Compromised Skin Grafts and Flaps

Skin grafts and compromised skin flaps represent a classical problem involving insufficient oxygen supply to tissue. Plastic surgeons use the grafts and flaps to repair serious damage, and to close or cover wounds. Skin is taken from one part of the patients, body and used to cover a break in the skin on another part. There are several types of skin grafts. They include Full-thickness grafts, in which all of the skin layers are used, and split-thickness grafts, in which only the top layers and several of the deeper layers are used. There are also pedicle grafts, in which part of the skin remains attached to the donor site. This allows the old blood supply to remain intact while a new blood supply develops.

The problem is what to do when skin grafts appear not to be taking. A freshly applied split-thickness graft receives no oxygen until tiny blood vessels called capillaries can penetrate into it. Such capillary ingrowth normally takes place over a two to three day period. If this does not happen, it's not likely that the graft will survive. HBOT improves the chances that a graft will take, both by supplying oxygen and by encouraging quick capillary growth.

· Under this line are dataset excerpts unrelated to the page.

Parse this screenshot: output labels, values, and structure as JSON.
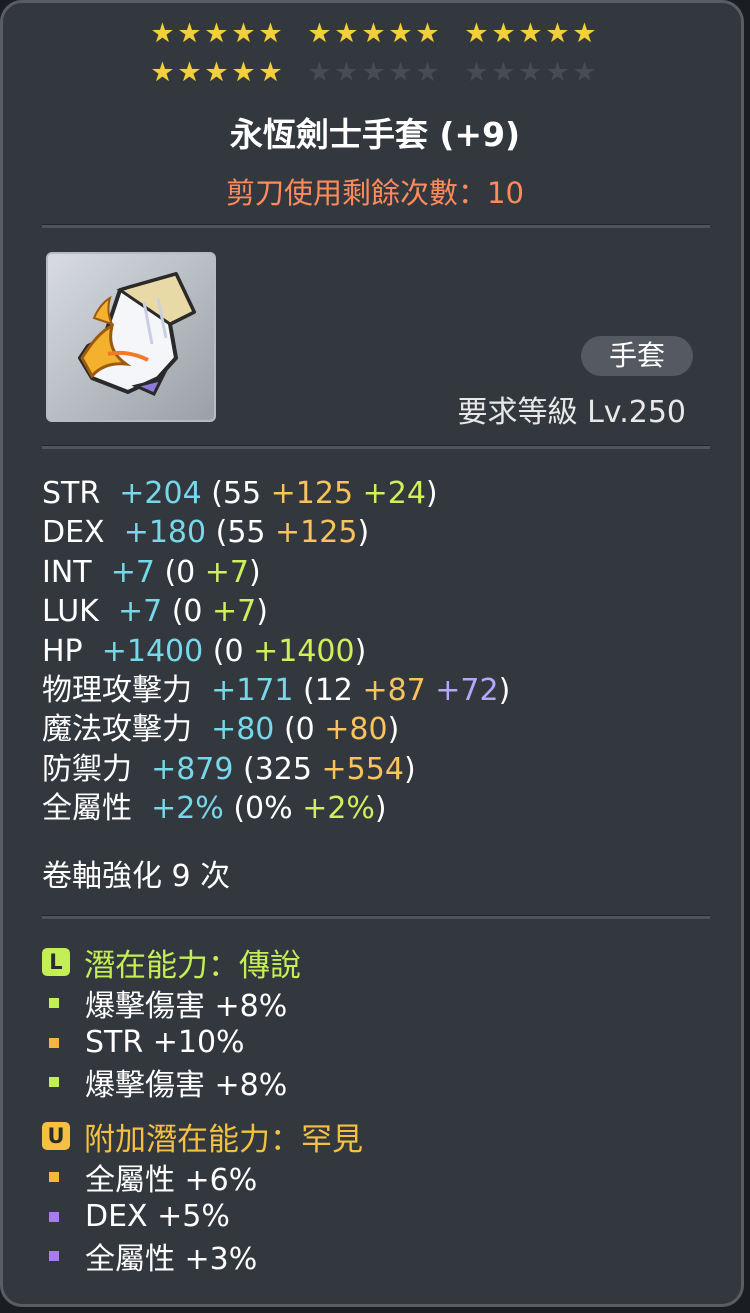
{
  "stars": {
    "row1": [
      [
        true,
        true,
        true,
        true,
        true
      ],
      [
        true,
        true,
        true,
        true,
        true
      ],
      [
        true,
        true,
        true,
        true,
        true
      ]
    ],
    "row2": [
      [
        true,
        true,
        true,
        true,
        true
      ],
      [
        false,
        false,
        false,
        false,
        false
      ],
      [
        false,
        false,
        false,
        false,
        false
      ]
    ]
  },
  "item": {
    "name": "永恆劍士手套 (+9)",
    "scissors": "剪刀使用剩餘次數：10",
    "type": "手套",
    "req_label": "要求等級",
    "req_level": "Lv.250",
    "icon": "glove-icon"
  },
  "stats": [
    {
      "label": "STR",
      "total": "+204",
      "parts": [
        {
          "t": "(55 ",
          "c": "white"
        },
        {
          "t": "+125 ",
          "c": "orange"
        },
        {
          "t": "+24",
          "c": "green"
        },
        {
          "t": ")",
          "c": "white"
        }
      ]
    },
    {
      "label": "DEX",
      "total": "+180",
      "parts": [
        {
          "t": "(55 ",
          "c": "white"
        },
        {
          "t": "+125",
          "c": "orange"
        },
        {
          "t": ")",
          "c": "white"
        }
      ]
    },
    {
      "label": "INT",
      "total": "+7",
      "parts": [
        {
          "t": "(0 ",
          "c": "white"
        },
        {
          "t": "+7",
          "c": "green"
        },
        {
          "t": ")",
          "c": "white"
        }
      ]
    },
    {
      "label": "LUK",
      "total": "+7",
      "parts": [
        {
          "t": "(0 ",
          "c": "white"
        },
        {
          "t": "+7",
          "c": "green"
        },
        {
          "t": ")",
          "c": "white"
        }
      ]
    },
    {
      "label": "HP",
      "total": "+1400",
      "parts": [
        {
          "t": "(0 ",
          "c": "white"
        },
        {
          "t": "+1400",
          "c": "green"
        },
        {
          "t": ")",
          "c": "white"
        }
      ]
    },
    {
      "label": "物理攻擊力",
      "total": "+171",
      "parts": [
        {
          "t": "(12 ",
          "c": "white"
        },
        {
          "t": "+87 ",
          "c": "orange"
        },
        {
          "t": "+72",
          "c": "purple"
        },
        {
          "t": ")",
          "c": "white"
        }
      ]
    },
    {
      "label": "魔法攻擊力",
      "total": "+80",
      "parts": [
        {
          "t": "(0 ",
          "c": "white"
        },
        {
          "t": "+80",
          "c": "orange"
        },
        {
          "t": ")",
          "c": "white"
        }
      ]
    },
    {
      "label": "防禦力",
      "total": "+879",
      "parts": [
        {
          "t": "(325 ",
          "c": "white"
        },
        {
          "t": "+554",
          "c": "orange"
        },
        {
          "t": ")",
          "c": "white"
        }
      ]
    },
    {
      "label": "全屬性",
      "total": "+2%",
      "parts": [
        {
          "t": "(0% ",
          "c": "white"
        },
        {
          "t": "+2%",
          "c": "green"
        },
        {
          "t": ")",
          "c": "white"
        }
      ]
    }
  ],
  "scroll_text": "卷軸強化 9 次",
  "potential": {
    "icon_letter": "L",
    "header": "潛在能力：傳說",
    "color": "#c3ee54",
    "lines": [
      {
        "text": "爆擊傷害 +8%",
        "bullet": "#c3ee54"
      },
      {
        "text": "STR +10%",
        "bullet": "#f5b63c"
      },
      {
        "text": "爆擊傷害 +8%",
        "bullet": "#c3ee54"
      }
    ]
  },
  "additional": {
    "icon_letter": "U",
    "header": "附加潛在能力：罕見",
    "color": "#f3c13f",
    "lines": [
      {
        "text": "全屬性 +6%",
        "bullet": "#f5b63c"
      },
      {
        "text": "DEX +5%",
        "bullet": "#a77cf2"
      },
      {
        "text": "全屬性 +3%",
        "bullet": "#a77cf2"
      }
    ]
  }
}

Providing hyperoxygenation increases the oxygen tension in the graft bed and wound margins up to 1500 percent. In turn, the hyperoxygenation causes a marked increase in the effectiveness of the blood or plasma that reaches the graft through compromised blood vessels. The volume of tissue that derives sufficient oxygen from a single damaged blood vessel increases 16 fold, and marked tissue salvage results.

Lack of oxygen tends to be less of a problem with full-thickness and pedicle grafts, since these grafts have their own supply of capillaries, Even so, it still takes time for good blood flow to become established through these typed of grafts, Therefore, full-thickness and pedicle grafts also respond to HBOT. I the case of pedicle graft, it is important that HBOT be employed before what little circulation this is present develops blood clots.

In many instances, HBOT is used only after a skin graft starts to fail. While HBOT can help save failing grafts, it can be even more effective when used before surgery to keep grafts from failing in the first place.

Hyperbarics also offer strategies for reducing edema. The edema reduction effect, induced by the relative spasm of a precapillary arteriolar sphincter, helps to limit the swelling of the graft or flap. The high oxygen tension achievable with HBOT induce large oxygen neovascularization. Among other things, oxygen dissolved in plasma is readily available to tissues and organs limiting damage from reperfusion injury.

HBOT's effectiveness in aiding skin graft survival us supported by research. The effectiveness of HBOT is shown in grafting and in reimplantation of limbs, with a salvage rate of 75% for the HBOT group compared to 46% for the controls, with 100% HBOT salvage when the patient is treated within 72 hours post-operatively.

The use of HBOT for the preparation of a base for skin grafting and the preservation of compromised skin grafts has been well documented as effective.